Both generations are openly distributed. At launch PaliGemma was made available through GitHub, Hugging Face, Kaggle, Vertex AI Model Garden, and NVIDIA's platform, with reference integrations for JAX and Hugging Face Transformers and runnable examples in Colab and Kaggle notebooks. Google also offered cloud credits to academic researchers working with the model. [2][5]

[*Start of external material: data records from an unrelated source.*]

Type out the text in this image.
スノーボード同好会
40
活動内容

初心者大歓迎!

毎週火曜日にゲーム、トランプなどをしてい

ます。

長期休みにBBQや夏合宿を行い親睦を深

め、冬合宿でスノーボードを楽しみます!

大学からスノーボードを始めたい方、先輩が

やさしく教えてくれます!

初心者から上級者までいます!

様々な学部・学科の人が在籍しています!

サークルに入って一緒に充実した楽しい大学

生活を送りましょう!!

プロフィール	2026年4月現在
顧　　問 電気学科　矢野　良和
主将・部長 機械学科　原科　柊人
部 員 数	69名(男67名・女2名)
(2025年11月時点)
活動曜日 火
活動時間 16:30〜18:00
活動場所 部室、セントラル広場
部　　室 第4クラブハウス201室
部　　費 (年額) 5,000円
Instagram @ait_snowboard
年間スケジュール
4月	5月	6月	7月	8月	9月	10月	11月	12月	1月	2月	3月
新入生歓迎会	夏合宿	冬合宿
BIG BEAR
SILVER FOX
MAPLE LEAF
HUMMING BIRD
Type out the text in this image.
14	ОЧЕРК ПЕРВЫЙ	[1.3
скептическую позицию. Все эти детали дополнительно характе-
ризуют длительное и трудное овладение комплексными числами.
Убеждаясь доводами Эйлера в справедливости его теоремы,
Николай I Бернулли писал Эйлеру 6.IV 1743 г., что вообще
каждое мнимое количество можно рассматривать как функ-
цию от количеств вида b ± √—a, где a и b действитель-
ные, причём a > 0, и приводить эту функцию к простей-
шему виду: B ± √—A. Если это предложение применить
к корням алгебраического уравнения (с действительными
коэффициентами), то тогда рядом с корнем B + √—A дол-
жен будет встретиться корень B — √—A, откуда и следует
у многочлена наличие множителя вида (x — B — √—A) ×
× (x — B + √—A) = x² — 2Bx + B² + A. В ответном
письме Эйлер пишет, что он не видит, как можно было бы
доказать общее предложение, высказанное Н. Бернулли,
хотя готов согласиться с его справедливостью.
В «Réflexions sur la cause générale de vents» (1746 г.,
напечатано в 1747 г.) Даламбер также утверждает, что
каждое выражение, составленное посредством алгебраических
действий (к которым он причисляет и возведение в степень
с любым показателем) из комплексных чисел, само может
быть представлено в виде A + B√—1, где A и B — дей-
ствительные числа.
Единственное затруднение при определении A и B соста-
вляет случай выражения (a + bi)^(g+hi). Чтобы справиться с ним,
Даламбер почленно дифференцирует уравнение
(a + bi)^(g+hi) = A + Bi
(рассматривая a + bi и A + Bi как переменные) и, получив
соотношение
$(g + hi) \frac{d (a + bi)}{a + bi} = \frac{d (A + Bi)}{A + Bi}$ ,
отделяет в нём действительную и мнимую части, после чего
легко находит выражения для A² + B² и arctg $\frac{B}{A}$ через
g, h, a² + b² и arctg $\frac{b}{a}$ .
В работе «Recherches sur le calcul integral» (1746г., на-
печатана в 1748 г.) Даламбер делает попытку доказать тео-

The weights are released under the Gemma license rather than a standard open-source license such as Apache 2.0. The terms permit redistribution, commercial use, fine-tuning, and the creation of derivative models, subject to Google's prohibited-use policy. [4] Because access on the Hugging Face Hub is gated, users must accept the Gemma license terms before downloading the checkpoints. [5] PaliGemma sits alongside other openly released Gemma derivatives such as CodeGemma, and it is distinct from Google's image-generation models like Imagen, since PaliGemma reads images and outputs text rather than generating pictures.